He adds “Clarification: I was referring to junior-eligible players who played in the NHL last season.”

JT Miller is the only Ranger who is signed to an entry-level deal and still has junior hockey eligibility.

Miller though can play in the AHL this season due to the fact that he wasn’t drafted out of the CHL.

Dylan McIlrath, Christian Thomas and Andrew Yogan all finished their junior hockey eligibility last season and are slated to play with the Whale this season.

Read: Teams Are Holding Spots In The AHL

In the Democrat and Chronicle, via KK, Kevin Oklobzija writes about the situation that some veteran AHL players are in as their spots are being held for NHL players in the event of a lockout.

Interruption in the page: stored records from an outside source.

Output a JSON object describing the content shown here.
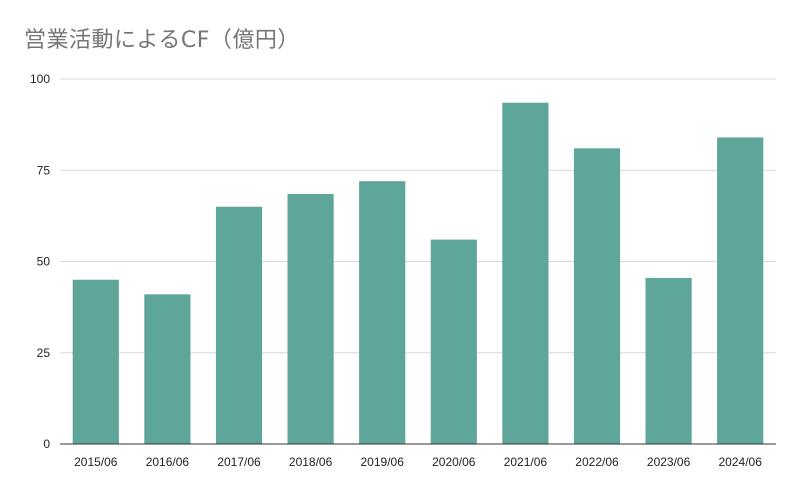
{
  "chart_data": {
    "type": "bar",
    "title": "営業活動によるCF（億円）",
    "xlabel": "",
    "ylabel": "",
    "categories": [
      "2015/06",
      "2016/06",
      "2017/06",
      "2018/06",
      "2019/06",
      "2020/06",
      "2021/06",
      "2022/06",
      "2023/06",
      "2024/06"
    ],
    "values": [
      45,
      41,
      65,
      68.5,
      72,
      56,
      93.5,
      81,
      45.5,
      84
    ],
    "ylim": [
      0,
      100
    ],
    "yticks": [
      0,
      25,
      50,
      75,
      100
    ],
    "grid": true,
    "legend": "none",
    "colors": {
      "bar": "#5fa69a",
      "grid": "#d9d9d9",
      "axis": "#333333"
    }
  }
}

He writes “In 2004-05, players on entry-level contracts were assigned by NHL teams to their respective AHL affiliates. The talent level in the AHL had never been higher, with budding stars like Eric Staal, Jason Spezza, Dan Hamhuis, Mike Cammellari, Dustin Brown, Patrick Sharp, Niklas Kronwall and Ryan Kesler coming back down to the AHL.”

He adds “The same is expected to happen again, with second- and third-year players who have “graduated” to the NHL likely to be reassigned to the AHL if the NHL season is delayed.”

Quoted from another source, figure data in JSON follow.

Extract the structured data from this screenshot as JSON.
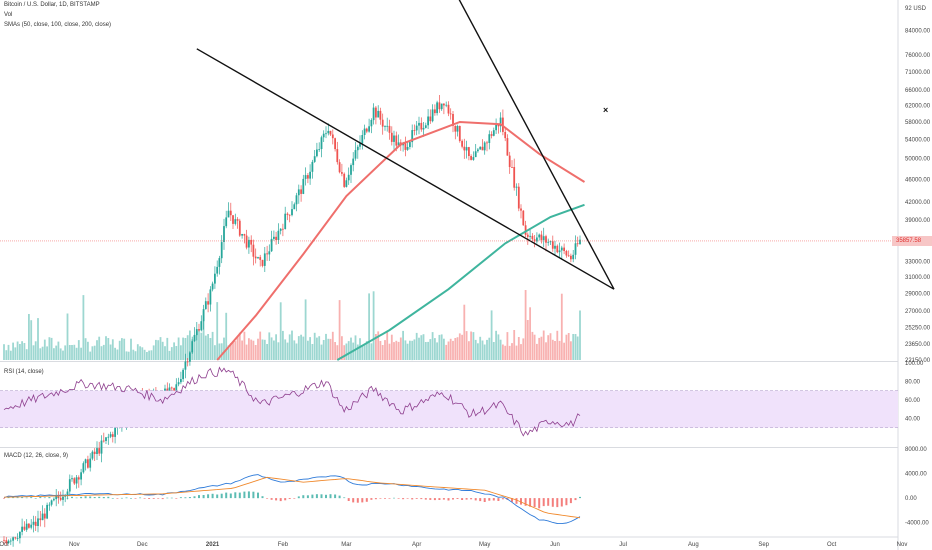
{
  "header": {
    "symbol_line": "Bitcoin / U.S. Dollar, 1D, BITSTAMP",
    "vol_label": "Vol",
    "sma_label": "SMAs (50, close, 100, close, 200, close)"
  },
  "rsi_panel": {
    "label": "RSI (14, close)"
  },
  "macd_panel": {
    "label": "MACD (12, 26, close, 9)"
  },
  "last_price": "35857.58",
  "close_glyph": "×",
  "colors": {
    "up": "#26a69a",
    "down": "#ef5350",
    "sma50": "#ef6f6c",
    "sma200": "#3fb59e",
    "rsi_line": "#8e3f8e",
    "rsi_band": "#f0e2fb",
    "macd_line": "#2f7bd9",
    "signal_line": "#f08a2e"
  },
  "chart_data": {
    "type": "line",
    "x_ticks": [
      "Oct",
      "Nov",
      "Dec",
      "2021",
      "Feb",
      "Mar",
      "Apr",
      "May",
      "Jun",
      "Jul",
      "Aug",
      "Sep",
      "Oct",
      "Nov"
    ],
    "price_axis": {
      "scale": "log",
      "ticks": [
        "92 USD",
        "84000.00",
        "76000.00",
        "71000.00",
        "66000.00",
        "62000.00",
        "58000.00",
        "54000.00",
        "50000.00",
        "46000.00",
        "42000.00",
        "39000.00",
        "33000.00",
        "31000.00",
        "29000.00",
        "27000.00",
        "25250.00",
        "23650.00",
        "22150.00"
      ]
    },
    "rsi_axis": {
      "ticks": [
        "100.00",
        "80.00",
        "60.00",
        "40.00"
      ],
      "band": [
        30,
        70
      ]
    },
    "macd_axis": {
      "ticks": [
        "8000.00",
        "4000.00",
        "0.00",
        "-4000.00"
      ]
    },
    "close_path": [
      [
        "2020-10-01",
        10700
      ],
      [
        "2020-10-15",
        11400
      ],
      [
        "2020-11-01",
        13700
      ],
      [
        "2020-11-15",
        16000
      ],
      [
        "2020-12-01",
        19000
      ],
      [
        "2020-12-15",
        19400
      ],
      [
        "2020-12-31",
        29000
      ],
      [
        "2021-01-08",
        40500
      ],
      [
        "2021-01-22",
        32500
      ],
      [
        "2021-02-10",
        45000
      ],
      [
        "2021-02-21",
        57000
      ],
      [
        "2021-02-28",
        45500
      ],
      [
        "2021-03-13",
        61000
      ],
      [
        "2021-03-25",
        52000
      ],
      [
        "2021-04-13",
        63500
      ],
      [
        "2021-04-25",
        49000
      ],
      [
        "2021-05-08",
        58500
      ],
      [
        "2021-05-19",
        37000
      ],
      [
        "2021-05-30",
        35600
      ],
      [
        "2021-06-08",
        33500
      ],
      [
        "2021-06-12",
        35858
      ]
    ],
    "series": [
      {
        "name": "SMA 50",
        "points": [
          [
            "2021-01-03",
            22150
          ],
          [
            "2021-01-20",
            26500
          ],
          [
            "2021-02-10",
            34000
          ],
          [
            "2021-03-01",
            43000
          ],
          [
            "2021-03-25",
            53000
          ],
          [
            "2021-04-20",
            58000
          ],
          [
            "2021-05-08",
            57500
          ],
          [
            "2021-05-25",
            51000
          ],
          [
            "2021-06-14",
            45500
          ]
        ]
      },
      {
        "name": "SMA 200",
        "points": [
          [
            "2021-02-25",
            22150
          ],
          [
            "2021-03-20",
            25000
          ],
          [
            "2021-04-15",
            29500
          ],
          [
            "2021-05-10",
            35500
          ],
          [
            "2021-05-30",
            39500
          ],
          [
            "2021-06-14",
            41500
          ]
        ]
      }
    ],
    "trendlines": [
      {
        "from": [
          "2020-12-25",
          78000
        ],
        "to": [
          "2021-06-27",
          29500
        ]
      },
      {
        "from": [
          "2021-04-14",
          105000
        ],
        "to": [
          "2021-06-27",
          29500
        ]
      }
    ],
    "rsi": [
      [
        "2020-10-01",
        50
      ],
      [
        "2020-10-20",
        65
      ],
      [
        "2020-11-05",
        78
      ],
      [
        "2020-11-25",
        72
      ],
      [
        "2020-12-10",
        60
      ],
      [
        "2020-12-28",
        88
      ],
      [
        "2021-01-08",
        92
      ],
      [
        "2021-01-22",
        55
      ],
      [
        "2021-02-05",
        66
      ],
      [
        "2021-02-20",
        80
      ],
      [
        "2021-02-28",
        48
      ],
      [
        "2021-03-13",
        72
      ],
      [
        "2021-03-25",
        48
      ],
      [
        "2021-04-13",
        68
      ],
      [
        "2021-04-25",
        44
      ],
      [
        "2021-05-08",
        55
      ],
      [
        "2021-05-19",
        22
      ],
      [
        "2021-05-30",
        38
      ],
      [
        "2021-06-08",
        33
      ],
      [
        "2021-06-12",
        43
      ]
    ],
    "macd": [
      [
        "2020-10-01",
        200
      ],
      [
        "2020-11-10",
        700
      ],
      [
        "2020-12-10",
        600
      ],
      [
        "2021-01-10",
        2500
      ],
      [
        "2021-01-20",
        3900
      ],
      [
        "2021-02-01",
        2500
      ],
      [
        "2021-02-25",
        3800
      ],
      [
        "2021-03-05",
        2200
      ],
      [
        "2021-03-20",
        2400
      ],
      [
        "2021-04-10",
        1500
      ],
      [
        "2021-04-25",
        1200
      ],
      [
        "2021-05-10",
        0
      ],
      [
        "2021-05-25",
        -3500
      ],
      [
        "2021-06-05",
        -4200
      ],
      [
        "2021-06-12",
        -3000
      ]
    ],
    "signal": [
      [
        "2020-10-01",
        150
      ],
      [
        "2020-11-10",
        500
      ],
      [
        "2020-12-10",
        700
      ],
      [
        "2021-01-10",
        1600
      ],
      [
        "2021-01-25",
        3400
      ],
      [
        "2021-02-10",
        2600
      ],
      [
        "2021-03-01",
        3200
      ],
      [
        "2021-03-15",
        2500
      ],
      [
        "2021-04-10",
        1800
      ],
      [
        "2021-05-01",
        1300
      ],
      [
        "2021-05-15",
        -300
      ],
      [
        "2021-05-28",
        -2400
      ],
      [
        "2021-06-12",
        -3200
      ]
    ],
    "ylim_rsi": [
      10,
      100
    ],
    "ylim_macd": [
      -6000,
      8000
    ],
    "grid": false,
    "legend": "top-left"
  }
}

Adam Rotter: Based on this it would be easy to assume that at least Chris Kreider, Ryan McDonagh and Derek Stepan will be with the Whale if there is a lockout. Carl Hagelin is a question mark because he can stay home in Sweden and play in the Swedish Elite League.

Read: Who Can Play In The AHL If There Is A Lockout

At The Hockey News, they answer a question from a reader about who can play where if there is a lockout to start the season.

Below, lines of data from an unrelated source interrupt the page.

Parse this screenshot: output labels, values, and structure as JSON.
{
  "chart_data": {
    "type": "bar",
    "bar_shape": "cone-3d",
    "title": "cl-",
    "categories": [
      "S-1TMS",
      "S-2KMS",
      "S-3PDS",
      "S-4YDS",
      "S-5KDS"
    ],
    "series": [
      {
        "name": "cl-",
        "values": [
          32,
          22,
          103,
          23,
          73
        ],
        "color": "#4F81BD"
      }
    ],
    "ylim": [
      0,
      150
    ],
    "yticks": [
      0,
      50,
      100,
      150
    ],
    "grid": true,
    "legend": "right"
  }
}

They notes that there is no clear ruling between the NHL, NHLPA and AHL, but that players on two-way contracts can play in the AHL.

They add that the AHL have some roster requirements such as “Teams must dress 12 skaters with no more than 260 professional regular season games played and a 13th with no more than 320.”

Adam Rotter: I am overly obsessed with this issue because of the impact it can have on guys like Derek Stepan and Ryan McDonagh. Both are on two-way contracts and fall below the 260 game requirement, but neither are currently on the Whale roster and both would have to pass through waivers to go down there. Carl Hagelin and Chris Kreider are in the same boat except that they don’t need to pass through waivers. If they all go down there on September 16th are they allowed to join The Whale?

The idea would be to get as many of the Rangers young players to play in Hartford where they can be in the same kind of system and continue to grow together. Michael Del Zotto, though he won’t be on a two-way contract, falls under the 260 game limit so he could also be a potential player with the Whale.